I heard Bishop Thomas Gumbleton on NPR yesterday. I’ve grown up knowing that name.
I have little respect for him.
On any given foreign policy issue he opposes the American government. If he ever had anything to say about the horrors of Soviet Russia, or any lesser communist state, he certainly wasn’t motivated enough to be this vocal about it. Defending Saddam Hussein’s government does motivate him. And make no mistake, he is running interference for Saddam’s regime, though the bishop would not think of it that way.
But he feels the "injustice" of the coming war against Iraq. He believes it is wrong to invade Iraq and free the Iraqi people and is giddy with the prospect of protests to halt the war. He says that the people of America don’t want war, relying on anecdotal evidence from a large meeting for a very left wing U.S. Representative. He dismisses the polls. He said that while, yes, the polls show that a clear majority favors war to end the threat from Iraq, support goes down if you ask whether high casualties would change their minds. Then support goes down. This, the good bishop says, shows the pro-war side isn’t as committed. The anti-war side is totally committed, he said with pride.
Yes, the pro-war side can be persuaded by higher costs to oppose war.
The anti-war side cannot be swayed.
How is that rigidity superior? He is boasting that his side cannot be persuaded to support overthrowing Saddam’s regime by his invasions of his neighbors? By his mass executions and brutal repression? By his liberal use of poison gas? By his blind pursuit of nuclear weapons at the expense of his people’s health? By his personality cult? By his reliance on a small Sunni power base and exclusion of the majority from the benefits of Iraq’s wealth? By his support of terrorists? His attempt to assassinate President Bush 41? By his refusal to agree to the cease-fire terms of 1991? By his repeated threats since 1991 against Kuwait? None of these, Gumbleton apparently proudly asserts, could change the minds of the anti-war crowd. Since a hypothetical casualty question was used to illustrate how pro-war people can be swayed, what if Saddam sent poison gas to terrorists who then used them in the Sears Tower and killed 10,000 people? Is that enough to make them think Saddam should be destroyed?
Probably not. They are "committed" after all.

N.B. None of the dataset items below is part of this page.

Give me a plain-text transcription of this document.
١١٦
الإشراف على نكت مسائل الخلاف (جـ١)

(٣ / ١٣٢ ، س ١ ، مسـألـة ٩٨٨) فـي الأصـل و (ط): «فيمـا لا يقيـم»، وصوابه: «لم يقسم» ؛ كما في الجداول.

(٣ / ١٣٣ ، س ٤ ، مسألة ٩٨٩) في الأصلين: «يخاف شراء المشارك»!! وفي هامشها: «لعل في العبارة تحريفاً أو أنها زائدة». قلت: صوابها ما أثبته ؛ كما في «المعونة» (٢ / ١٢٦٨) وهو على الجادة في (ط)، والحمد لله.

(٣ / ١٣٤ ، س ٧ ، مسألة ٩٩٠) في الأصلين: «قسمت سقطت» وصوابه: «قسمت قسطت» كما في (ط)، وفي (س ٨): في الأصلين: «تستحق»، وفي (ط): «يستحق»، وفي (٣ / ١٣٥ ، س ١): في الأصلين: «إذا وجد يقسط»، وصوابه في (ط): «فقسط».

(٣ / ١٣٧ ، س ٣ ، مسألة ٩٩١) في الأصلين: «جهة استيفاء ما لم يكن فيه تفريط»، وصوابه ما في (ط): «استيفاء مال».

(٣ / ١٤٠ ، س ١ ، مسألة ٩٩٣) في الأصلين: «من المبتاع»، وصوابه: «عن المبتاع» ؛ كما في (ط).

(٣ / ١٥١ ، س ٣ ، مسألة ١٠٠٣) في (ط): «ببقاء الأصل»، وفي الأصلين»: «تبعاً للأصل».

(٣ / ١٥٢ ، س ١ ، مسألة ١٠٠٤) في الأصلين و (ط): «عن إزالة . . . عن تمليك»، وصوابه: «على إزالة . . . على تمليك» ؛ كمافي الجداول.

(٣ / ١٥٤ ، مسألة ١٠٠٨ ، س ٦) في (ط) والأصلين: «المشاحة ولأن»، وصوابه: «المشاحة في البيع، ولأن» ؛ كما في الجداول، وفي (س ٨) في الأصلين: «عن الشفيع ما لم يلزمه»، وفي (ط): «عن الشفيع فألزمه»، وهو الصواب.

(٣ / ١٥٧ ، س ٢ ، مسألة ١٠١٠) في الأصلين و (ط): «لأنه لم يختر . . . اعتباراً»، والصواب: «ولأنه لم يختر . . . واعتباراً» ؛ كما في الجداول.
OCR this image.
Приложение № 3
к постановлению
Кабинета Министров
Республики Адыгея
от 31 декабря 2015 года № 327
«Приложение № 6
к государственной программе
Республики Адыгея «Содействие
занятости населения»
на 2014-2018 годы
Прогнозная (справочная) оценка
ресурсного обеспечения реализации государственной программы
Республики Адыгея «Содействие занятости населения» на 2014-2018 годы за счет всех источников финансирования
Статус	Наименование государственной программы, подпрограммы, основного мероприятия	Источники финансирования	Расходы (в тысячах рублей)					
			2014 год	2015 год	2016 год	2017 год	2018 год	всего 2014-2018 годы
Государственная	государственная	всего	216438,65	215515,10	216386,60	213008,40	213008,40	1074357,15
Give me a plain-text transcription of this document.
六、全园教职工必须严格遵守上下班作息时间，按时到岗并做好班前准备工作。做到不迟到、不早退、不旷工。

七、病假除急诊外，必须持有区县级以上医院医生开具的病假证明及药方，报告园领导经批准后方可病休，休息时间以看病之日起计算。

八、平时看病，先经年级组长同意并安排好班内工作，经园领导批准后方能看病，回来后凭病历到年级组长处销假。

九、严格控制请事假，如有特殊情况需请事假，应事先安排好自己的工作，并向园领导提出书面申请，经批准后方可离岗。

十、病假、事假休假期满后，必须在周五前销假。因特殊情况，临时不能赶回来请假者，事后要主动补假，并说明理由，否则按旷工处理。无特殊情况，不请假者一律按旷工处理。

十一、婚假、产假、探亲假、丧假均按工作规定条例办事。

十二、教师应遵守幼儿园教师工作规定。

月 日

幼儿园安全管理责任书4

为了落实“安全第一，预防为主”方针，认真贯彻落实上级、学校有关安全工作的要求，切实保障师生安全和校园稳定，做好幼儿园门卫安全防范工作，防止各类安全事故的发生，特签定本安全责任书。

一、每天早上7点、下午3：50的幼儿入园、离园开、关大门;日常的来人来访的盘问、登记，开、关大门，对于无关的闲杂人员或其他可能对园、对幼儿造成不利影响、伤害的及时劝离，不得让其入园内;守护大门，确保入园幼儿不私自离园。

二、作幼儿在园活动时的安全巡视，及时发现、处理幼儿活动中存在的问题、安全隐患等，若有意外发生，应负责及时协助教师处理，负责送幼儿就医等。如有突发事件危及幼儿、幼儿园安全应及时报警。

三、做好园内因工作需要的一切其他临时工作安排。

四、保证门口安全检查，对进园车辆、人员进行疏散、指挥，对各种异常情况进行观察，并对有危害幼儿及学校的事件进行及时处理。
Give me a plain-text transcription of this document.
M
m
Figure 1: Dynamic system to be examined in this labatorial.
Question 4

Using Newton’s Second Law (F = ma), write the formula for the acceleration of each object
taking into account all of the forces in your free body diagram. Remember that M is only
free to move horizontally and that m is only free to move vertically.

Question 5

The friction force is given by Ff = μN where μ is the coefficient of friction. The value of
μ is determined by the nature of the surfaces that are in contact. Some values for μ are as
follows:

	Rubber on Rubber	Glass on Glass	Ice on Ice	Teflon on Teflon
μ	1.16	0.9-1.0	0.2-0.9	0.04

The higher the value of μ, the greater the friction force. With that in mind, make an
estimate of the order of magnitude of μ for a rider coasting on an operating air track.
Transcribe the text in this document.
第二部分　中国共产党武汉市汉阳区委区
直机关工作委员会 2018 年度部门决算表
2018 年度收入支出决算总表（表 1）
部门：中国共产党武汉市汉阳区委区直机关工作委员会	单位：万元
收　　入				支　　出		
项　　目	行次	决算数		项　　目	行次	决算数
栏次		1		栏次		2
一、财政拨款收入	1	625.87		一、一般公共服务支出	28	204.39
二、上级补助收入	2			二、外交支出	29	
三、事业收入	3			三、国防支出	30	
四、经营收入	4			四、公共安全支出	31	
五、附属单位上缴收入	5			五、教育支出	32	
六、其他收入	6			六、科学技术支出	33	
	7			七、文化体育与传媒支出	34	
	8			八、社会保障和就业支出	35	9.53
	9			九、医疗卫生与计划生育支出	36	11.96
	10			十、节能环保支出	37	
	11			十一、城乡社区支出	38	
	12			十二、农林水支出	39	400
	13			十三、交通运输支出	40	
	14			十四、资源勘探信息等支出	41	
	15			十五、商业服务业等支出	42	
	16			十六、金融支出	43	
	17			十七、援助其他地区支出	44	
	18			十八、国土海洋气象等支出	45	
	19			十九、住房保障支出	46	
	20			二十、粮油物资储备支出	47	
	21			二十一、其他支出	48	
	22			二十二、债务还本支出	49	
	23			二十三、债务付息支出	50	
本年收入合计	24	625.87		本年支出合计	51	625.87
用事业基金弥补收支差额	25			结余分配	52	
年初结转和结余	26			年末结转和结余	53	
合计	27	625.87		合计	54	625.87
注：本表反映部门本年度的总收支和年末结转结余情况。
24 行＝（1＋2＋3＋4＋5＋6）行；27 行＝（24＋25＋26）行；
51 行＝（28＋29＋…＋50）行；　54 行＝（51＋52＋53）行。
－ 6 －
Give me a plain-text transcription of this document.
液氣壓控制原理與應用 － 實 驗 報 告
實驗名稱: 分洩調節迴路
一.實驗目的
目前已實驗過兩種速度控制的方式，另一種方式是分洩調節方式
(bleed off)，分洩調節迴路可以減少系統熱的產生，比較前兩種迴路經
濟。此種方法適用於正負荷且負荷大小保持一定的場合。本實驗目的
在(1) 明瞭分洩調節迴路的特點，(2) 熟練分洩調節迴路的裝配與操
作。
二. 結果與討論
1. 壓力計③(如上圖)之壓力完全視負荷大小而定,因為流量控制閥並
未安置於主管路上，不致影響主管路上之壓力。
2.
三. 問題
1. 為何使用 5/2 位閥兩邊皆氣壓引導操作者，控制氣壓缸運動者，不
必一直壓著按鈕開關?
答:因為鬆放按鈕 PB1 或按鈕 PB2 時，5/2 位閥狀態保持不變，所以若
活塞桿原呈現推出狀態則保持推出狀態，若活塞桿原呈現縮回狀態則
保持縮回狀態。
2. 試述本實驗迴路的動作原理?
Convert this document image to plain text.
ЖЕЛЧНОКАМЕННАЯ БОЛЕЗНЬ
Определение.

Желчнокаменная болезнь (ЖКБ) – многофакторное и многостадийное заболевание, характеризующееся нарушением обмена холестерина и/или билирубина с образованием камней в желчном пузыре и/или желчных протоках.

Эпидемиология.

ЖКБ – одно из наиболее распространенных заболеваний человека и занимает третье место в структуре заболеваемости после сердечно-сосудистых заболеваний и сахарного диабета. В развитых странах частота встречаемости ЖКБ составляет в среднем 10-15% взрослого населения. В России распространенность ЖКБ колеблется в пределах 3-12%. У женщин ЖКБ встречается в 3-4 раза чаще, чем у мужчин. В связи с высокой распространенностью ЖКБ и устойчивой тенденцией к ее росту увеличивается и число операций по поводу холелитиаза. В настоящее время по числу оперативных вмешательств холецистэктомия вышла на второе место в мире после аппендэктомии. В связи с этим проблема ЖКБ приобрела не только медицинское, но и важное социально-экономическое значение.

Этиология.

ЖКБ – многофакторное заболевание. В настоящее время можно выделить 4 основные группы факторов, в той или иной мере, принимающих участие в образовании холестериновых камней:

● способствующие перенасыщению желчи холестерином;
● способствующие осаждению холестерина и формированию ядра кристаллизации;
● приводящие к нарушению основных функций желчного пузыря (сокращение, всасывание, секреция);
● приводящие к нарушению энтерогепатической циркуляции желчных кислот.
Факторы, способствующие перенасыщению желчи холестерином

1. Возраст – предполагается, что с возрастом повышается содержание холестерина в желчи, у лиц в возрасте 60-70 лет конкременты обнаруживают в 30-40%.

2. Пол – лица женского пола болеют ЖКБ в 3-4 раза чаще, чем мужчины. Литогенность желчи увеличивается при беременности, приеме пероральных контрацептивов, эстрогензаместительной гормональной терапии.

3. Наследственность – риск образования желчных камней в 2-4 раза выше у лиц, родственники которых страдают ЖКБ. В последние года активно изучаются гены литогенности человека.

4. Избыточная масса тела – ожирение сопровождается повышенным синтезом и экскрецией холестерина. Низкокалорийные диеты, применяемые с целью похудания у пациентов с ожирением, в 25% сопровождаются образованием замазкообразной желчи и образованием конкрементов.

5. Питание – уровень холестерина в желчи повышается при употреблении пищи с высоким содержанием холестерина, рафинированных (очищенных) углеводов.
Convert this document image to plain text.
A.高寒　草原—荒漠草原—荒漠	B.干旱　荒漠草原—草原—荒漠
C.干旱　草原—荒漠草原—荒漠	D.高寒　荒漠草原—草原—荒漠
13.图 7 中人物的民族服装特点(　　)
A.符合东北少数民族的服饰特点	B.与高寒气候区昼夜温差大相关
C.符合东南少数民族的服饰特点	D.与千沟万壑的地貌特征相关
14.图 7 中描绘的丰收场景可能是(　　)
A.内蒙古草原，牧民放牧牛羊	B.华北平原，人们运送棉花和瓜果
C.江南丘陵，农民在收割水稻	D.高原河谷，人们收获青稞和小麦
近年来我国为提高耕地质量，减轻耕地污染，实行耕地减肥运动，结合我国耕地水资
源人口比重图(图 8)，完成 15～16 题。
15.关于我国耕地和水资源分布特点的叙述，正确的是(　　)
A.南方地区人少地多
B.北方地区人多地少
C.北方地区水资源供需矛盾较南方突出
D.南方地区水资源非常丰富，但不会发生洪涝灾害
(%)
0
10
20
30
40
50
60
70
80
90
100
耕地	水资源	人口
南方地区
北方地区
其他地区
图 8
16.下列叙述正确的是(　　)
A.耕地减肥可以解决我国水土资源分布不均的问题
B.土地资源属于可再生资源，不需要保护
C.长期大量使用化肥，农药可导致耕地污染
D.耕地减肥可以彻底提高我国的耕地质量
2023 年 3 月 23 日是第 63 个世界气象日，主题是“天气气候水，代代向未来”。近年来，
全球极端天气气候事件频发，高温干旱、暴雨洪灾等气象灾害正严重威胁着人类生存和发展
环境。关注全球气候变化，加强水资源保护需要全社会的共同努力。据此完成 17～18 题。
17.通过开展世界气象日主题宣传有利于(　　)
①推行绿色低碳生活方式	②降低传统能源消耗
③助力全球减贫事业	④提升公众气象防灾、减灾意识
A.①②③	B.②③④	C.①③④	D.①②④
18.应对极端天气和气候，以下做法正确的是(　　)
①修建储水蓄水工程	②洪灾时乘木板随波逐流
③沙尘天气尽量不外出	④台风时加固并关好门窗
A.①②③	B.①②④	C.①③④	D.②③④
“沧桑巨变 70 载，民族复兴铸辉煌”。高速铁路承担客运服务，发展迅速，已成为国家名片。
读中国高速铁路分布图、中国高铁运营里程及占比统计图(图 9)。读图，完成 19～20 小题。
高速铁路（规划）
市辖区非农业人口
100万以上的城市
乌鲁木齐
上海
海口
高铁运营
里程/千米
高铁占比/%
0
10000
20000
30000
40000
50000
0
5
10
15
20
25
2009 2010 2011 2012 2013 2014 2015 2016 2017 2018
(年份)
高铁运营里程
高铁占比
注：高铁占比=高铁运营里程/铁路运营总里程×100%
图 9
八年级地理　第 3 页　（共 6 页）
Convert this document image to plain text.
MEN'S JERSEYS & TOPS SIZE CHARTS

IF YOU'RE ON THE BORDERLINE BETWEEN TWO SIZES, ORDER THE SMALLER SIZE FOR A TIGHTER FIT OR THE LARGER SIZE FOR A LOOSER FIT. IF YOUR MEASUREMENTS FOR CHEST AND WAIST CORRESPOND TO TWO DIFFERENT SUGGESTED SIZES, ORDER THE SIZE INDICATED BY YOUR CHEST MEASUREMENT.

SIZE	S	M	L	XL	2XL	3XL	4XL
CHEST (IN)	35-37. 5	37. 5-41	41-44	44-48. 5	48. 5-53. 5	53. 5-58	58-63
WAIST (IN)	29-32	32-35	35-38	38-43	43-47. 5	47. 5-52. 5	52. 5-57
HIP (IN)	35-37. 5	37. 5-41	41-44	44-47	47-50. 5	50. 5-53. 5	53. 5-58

It is said so often that patriotism is the last refuge of a scoundrel. I’ll not dispute the dubious broadness of that claim here (after all, those who quote it only seem to be upset over American patriotism). But by Gumbleton’s own judgment (and I realize I’m on weak ground basing an argument on his judgment) the pro-war side is not made up of inflexible "my country right-or-wrong" types. They can be persuaded to be against the war. But what about the anti-war types? What kind of scoundrels are they that they cannot be convinced by any argument that war against Iraq is just and in our interests? How is this inflexibility morally superior?
Truly, militant pacifism is the last refuge of a scoundrel.
On something I wrote earlier (although maybe it was in defense issues, I forget. Anyway, I don't think we have even a full Stryker Brigade ready for combat to airlift into Iraq. I wouldn't rule out scraping up a battalion task force just to see how it could be used.